In recent times, there has been a growing interest in generative AI models that can process natural language and generate visuals. A new study introduces CM3leon, a groundbreaking multimodal model that can generate both text and images.
CM3leon is developed using a modified version of text-only language models. It undergoes a large-scale retrieval-augmented pre-training stage and a multitask supervised fine-tuning stage. The architecture of CM3leon is similar to popular text-based models, but it stands out because it can handle both text and visuals. Despite being trained with less computation than previous transformer-based approaches, CM3leon achieves state-of-the-art performance for text-to-image generation.
Features of CM3leon
CM3leon combines the flexibility and power of autoregressive models with the efficiency of training and inference. It can generate text and image sequences based on any given input. This makes CM3leon a causal masked mixed-modal model, surpassing earlier models that could only perform one task.
To enhance CM3leon’s performance, the researchers applied large-scale multitask instruction tweaking. This significantly improves tasks like image caption generation, visual question answering, text-based editing, and conditional image generation.

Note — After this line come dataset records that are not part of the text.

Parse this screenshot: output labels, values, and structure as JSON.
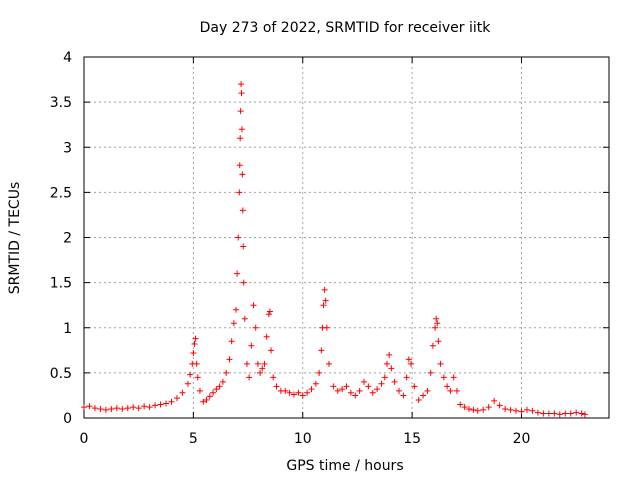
{
  "chart_data": {
    "type": "scatter",
    "title": "Day 273 of 2022, SRMTID for receiver iitk",
    "xlabel": "GPS time / hours",
    "ylabel": "SRMTID / TECUs",
    "xlim": [
      0,
      24
    ],
    "ylim": [
      0,
      4
    ],
    "xticks": [
      0,
      5,
      10,
      15,
      20
    ],
    "yticks": [
      0,
      0.5,
      1,
      1.5,
      2,
      2.5,
      3,
      3.5,
      4
    ],
    "xtick_labels": [
      "0",
      "5",
      "10",
      "15",
      "20"
    ],
    "ytick_labels": [
      "0",
      "0.5",
      "1",
      "1.5",
      "2",
      "2.5",
      "3",
      "3.5",
      "4"
    ],
    "grid": true,
    "marker": "+",
    "color": "#ff0000",
    "series": [
      {
        "name": "SRMTID",
        "x": [
          0.0,
          0.25,
          0.5,
          0.75,
          1.0,
          1.25,
          1.5,
          1.75,
          2.0,
          2.25,
          2.5,
          2.75,
          3.0,
          3.25,
          3.5,
          3.75,
          4.0,
          4.25,
          4.5,
          4.75,
          4.85,
          4.95,
          5.0,
          5.05,
          5.1,
          5.15,
          5.2,
          5.3,
          5.45,
          5.6,
          5.75,
          5.9,
          6.05,
          6.2,
          6.35,
          6.5,
          6.65,
          6.75,
          6.85,
          6.95,
          7.0,
          7.05,
          7.1,
          7.12,
          7.14,
          7.16,
          7.18,
          7.2,
          7.22,
          7.24,
          7.26,
          7.28,
          7.3,
          7.35,
          7.45,
          7.55,
          7.65,
          7.75,
          7.85,
          7.95,
          8.05,
          8.15,
          8.25,
          8.35,
          8.45,
          8.5,
          8.55,
          8.65,
          8.8,
          9.0,
          9.2,
          9.4,
          9.6,
          9.8,
          10.0,
          10.2,
          10.4,
          10.6,
          10.75,
          10.85,
          10.9,
          10.95,
          11.0,
          11.05,
          11.1,
          11.2,
          11.4,
          11.6,
          11.8,
          12.0,
          12.2,
          12.4,
          12.6,
          12.8,
          13.0,
          13.2,
          13.4,
          13.6,
          13.75,
          13.85,
          13.95,
          14.05,
          14.2,
          14.4,
          14.6,
          14.75,
          14.85,
          14.95,
          15.1,
          15.3,
          15.5,
          15.7,
          15.85,
          15.95,
          16.05,
          16.1,
          16.15,
          16.2,
          16.3,
          16.45,
          16.6,
          16.75,
          16.9,
          17.05,
          17.2,
          17.4,
          17.6,
          17.8,
          18.0,
          18.25,
          18.5,
          18.75,
          19.0,
          19.25,
          19.5,
          19.75,
          20.0,
          20.25,
          20.5,
          20.75,
          21.0,
          21.25,
          21.5,
          21.75,
          22.0,
          22.25,
          22.5,
          22.75,
          22.9
        ],
        "y": [
          0.12,
          0.13,
          0.11,
          0.1,
          0.09,
          0.1,
          0.11,
          0.1,
          0.11,
          0.12,
          0.11,
          0.13,
          0.12,
          0.14,
          0.15,
          0.16,
          0.18,
          0.22,
          0.28,
          0.38,
          0.48,
          0.6,
          0.72,
          0.82,
          0.88,
          0.6,
          0.45,
          0.3,
          0.18,
          0.2,
          0.24,
          0.28,
          0.32,
          0.35,
          0.4,
          0.5,
          0.65,
          0.85,
          1.05,
          1.2,
          1.6,
          2.0,
          2.5,
          2.8,
          3.1,
          3.4,
          3.7,
          3.6,
          3.2,
          2.7,
          2.3,
          1.9,
          1.5,
          1.1,
          0.6,
          0.45,
          0.8,
          1.25,
          1.0,
          0.6,
          0.5,
          0.55,
          0.6,
          0.9,
          1.15,
          1.18,
          0.75,
          0.45,
          0.35,
          0.3,
          0.3,
          0.28,
          0.26,
          0.28,
          0.25,
          0.28,
          0.32,
          0.38,
          0.5,
          0.75,
          1.0,
          1.25,
          1.42,
          1.3,
          1.0,
          0.6,
          0.35,
          0.3,
          0.32,
          0.35,
          0.28,
          0.25,
          0.3,
          0.4,
          0.35,
          0.28,
          0.32,
          0.38,
          0.45,
          0.6,
          0.7,
          0.55,
          0.4,
          0.3,
          0.25,
          0.45,
          0.65,
          0.6,
          0.35,
          0.2,
          0.25,
          0.3,
          0.5,
          0.8,
          1.0,
          1.1,
          1.05,
          0.85,
          0.6,
          0.45,
          0.35,
          0.3,
          0.45,
          0.3,
          0.15,
          0.12,
          0.1,
          0.09,
          0.08,
          0.09,
          0.12,
          0.19,
          0.14,
          0.1,
          0.09,
          0.08,
          0.07,
          0.09,
          0.08,
          0.06,
          0.05,
          0.05,
          0.05,
          0.04,
          0.05,
          0.05,
          0.06,
          0.05,
          0.04
        ]
      }
    ]
  }
}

Additionally, an independently trained super-resolution stage is added to create higher-resolution images.
State-of-the-art Performance
CM3leon outperforms Google’s Parti text-to-image model, achieving a new state-of-the-art FID score of 4.88 on the popular picture creation benchmark (zero-shot MS-COCO). Despite being trained on a dataset consisting of only three billion text tokens, CM3leon’s zero-shot performance competes with larger models trained on larger datasets. This highlights the effectiveness of retrieval enhancement and scaling techniques in improving autoregressive models’ output.
CM3leon’s impressive performance across various tasks gives the researchers hope that they can continue to improve image generation and comprehension accuracy.